Encryption at rest protects data on disk; every modern cloud provider offers it by default at no marginal cost and most regulatory frameworks (GDPR, HIPAA, PCI-DSS) treat it as a baseline expectation. Encryption in transit protects data on the wire using TLS; also essentially free and a baseline expectation. Encryption in use is the harder problem: protecting data while it is being processed in memory by an application. Confidential computing platforms (Microsoft Azure Confidential Computing, AWS Nitro Enclaves, Google Confidential VMs) provide hardware-backed memory encryption. Premium for confidential compute over standard VMs is typically 15 to 35 percent at the cloud bill, plus engineering work to refactor applications to use it.
What about tokenisation?
Tokenisation replaces sensitive data (typically payment card numbers, account numbers, national identifiers) with a non-sensitive substitute that has no exploitable value. It is the dominant control for PCI-DSS scope reduction and is required for any system that handles primary account numbers. Cost runs $30K to $300K per year for platform plus per-transaction fees on processing volume. Vendors include Thales CipherTrust Tokenization, Protegrity, and the tokenisation services built into major payment processors. For PCI-DSS scope reduction, tokenisation can pay back rapidly: removing systems from PCI scope eliminates audit cost on those systems, which can offset tokenisation cost in the first year for mid-sized merchants.
Why is the data pillar usually deferred to Phase 3?
Because it depends on foundations the earlier pillars build. DLP without identity context is largely IP-based filtering, which catches obvious exfiltration but misses anything sophisticated. Classification without a clean data inventory produces labels that do not match reality. Tokenisation without application refactoring is half-effective at best. Each data control is more effective when the identity, device, network, and applications pillars are mature underneath it. CISA frames data as the fifth and most aspirational pillar in the maturity model for this reason. Most programmes that try to deploy data controls in Phase 1 spend twice as much for half the value compared to deploying them in Phase 3.

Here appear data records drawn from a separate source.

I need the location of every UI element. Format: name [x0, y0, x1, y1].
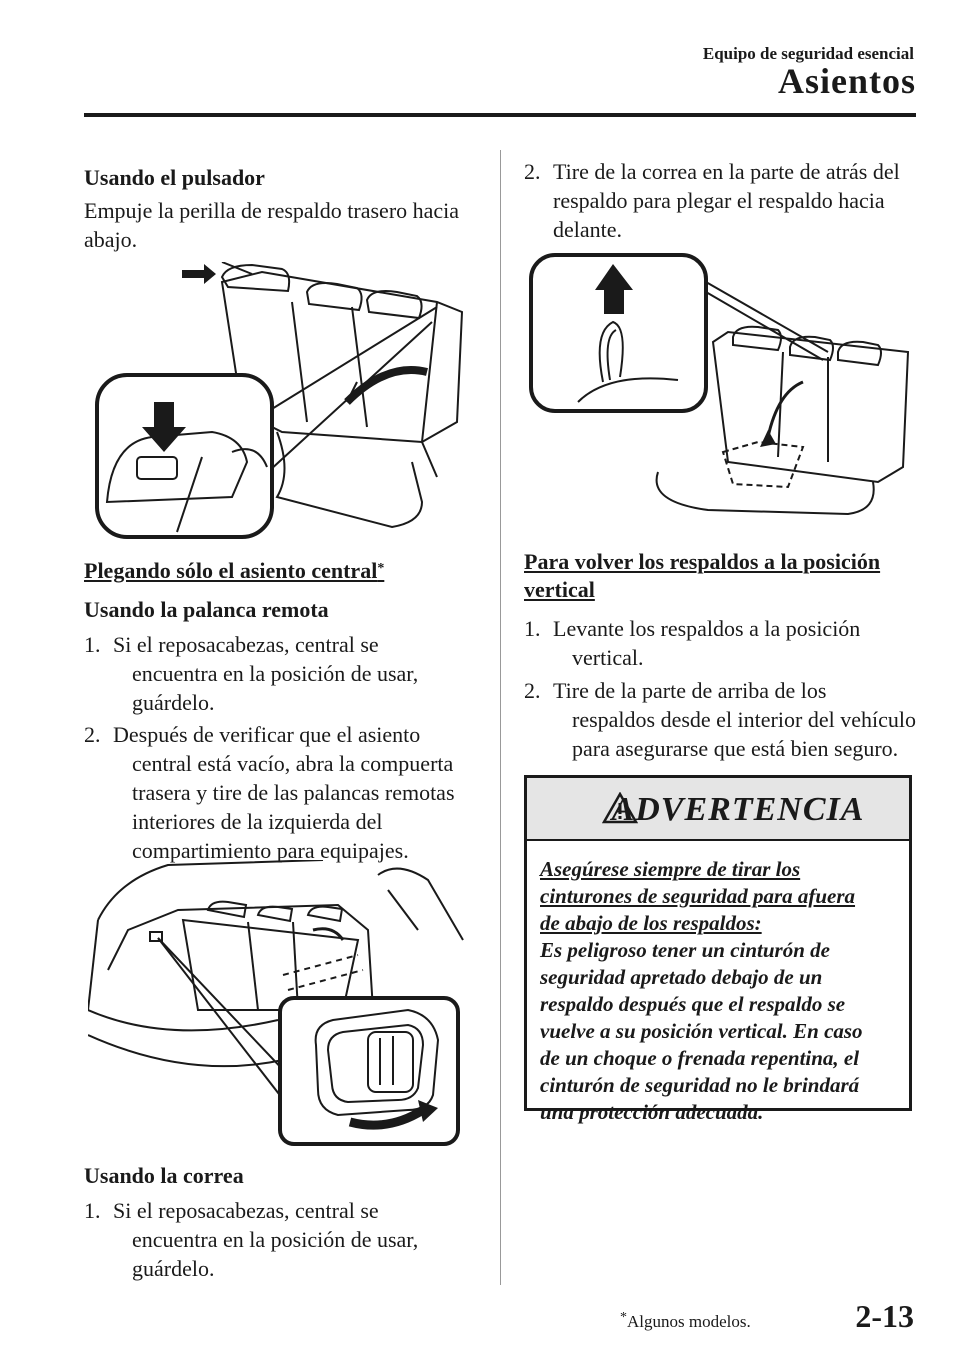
- warning-text: Asegúrese siempre de tirar los cinturones de seguridad para afuera de abajo de los respaldos: Es peligroso tener un cinturón de seguridad apretado debajo de un respaldo después que el respaldo se vuelve a su posición vertical. En caso de un choque o frenada repentina, el cinturón de seguridad no le brindará una protección adecuada.: [540, 857, 863, 1124]
- heading-using-button: Usando el pulsador: [84, 165, 265, 190]
- list-item-number: 1.: [84, 632, 101, 657]
- warning-header: [527, 778, 909, 841]
- header-rule: [84, 113, 916, 117]
- list-item-3: [84, 1196, 101, 1225]
- heading-remote-lever: Usando la palanca remota: [84, 597, 329, 622]
- illustration-seat-knob: [92, 262, 472, 544]
- header-section: Equipo de seguridad esencial: [702, 44, 914, 63]
- paragraph-push-knob-1: Empuje la perilla de respaldo trasero hacia: [84, 198, 460, 223]
- list-item-number: 1.: [84, 1198, 101, 1223]
- header-title: Asientos: [777, 61, 916, 101]
- list-item-number: 2.: [84, 722, 101, 747]
- list-item-number: 1.: [524, 616, 541, 641]
- list-item-number: 2.: [524, 678, 541, 703]
- heading-using-strap: Usando la correa: [84, 1163, 244, 1188]
- footer-note: *Algunos modelos.: [620, 1310, 751, 1331]
- warning-box: [524, 775, 912, 1124]
- list-item-3-text: Si el reposacabezas, central se encuentra en la posición de usar, guárdelo.: [113, 1198, 419, 1281]
- list-item-1: [84, 630, 101, 659]
- list-item-number: 2.: [524, 159, 541, 184]
- list-item-1-text: Si el reposacabezas, central se encuentra en la posición de usar, guárdelo.: [113, 632, 419, 715]
- heading-return-vertical-1: Para volver los respaldos a la posición: [524, 549, 881, 574]
- list-item-r2-text: Levante los respaldos a la posición vertical.: [553, 616, 861, 670]
- list-item-r1-text: Tire de la correa en la parte de atrás del respaldo para plegar el respaldo hacia delante.: [553, 159, 900, 242]
- list-item-r2: [524, 614, 541, 643]
- paragraph-push-knob-2: abajo.: [84, 227, 138, 252]
- list-item-2-text: Después de verificar que el asiento central está vacío, abra la compuerta trasera y tire de las palancas remotas interiores de la izquierda del compartimiento para equipajes.: [113, 722, 455, 863]
- illustration-seat-strap: [528, 252, 916, 522]
- list-item-r3: [524, 676, 541, 705]
- illustration-remote-lever: [88, 860, 466, 1148]
- page-number: 2-13: [855, 1298, 914, 1334]
- heading-fold-center: Plegando sólo el asiento central*: [84, 558, 385, 583]
- column-divider: [500, 150, 501, 1285]
- warning-title: ADVERTENCIA: [611, 791, 865, 828]
- heading-return-vertical-2: vertical: [524, 577, 595, 602]
- list-item-r1: [524, 157, 541, 186]
- list-item-2: [84, 720, 101, 749]
- list-item-r3-text: Tire de la parte de arriba de los respaldos desde el interior del vehículo para asegurarse que está bien seguro.: [553, 678, 916, 761]
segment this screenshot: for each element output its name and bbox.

How much does the data pillar cost for a 500-user organisation?
Year-one data-pillar cost for a 500-user mid-market organisation is roughly $80K to $250K including DLP, classification, and basic tokenisation if PCI-DSS applies. Ongoing annual cost is roughly $60K to $160K. The Microsoft-bundled path (Purview within E5) lands at the lower end. A best-of-breed multi-vendor path with standalone DLP, standalone classification, and a tokenisation platform lands at the upper end. For regulated industries (financial services, healthcare, payments) the data-pillar share rises from the 10 to 15 percent base to 15 to 25 percent of total ZT spend.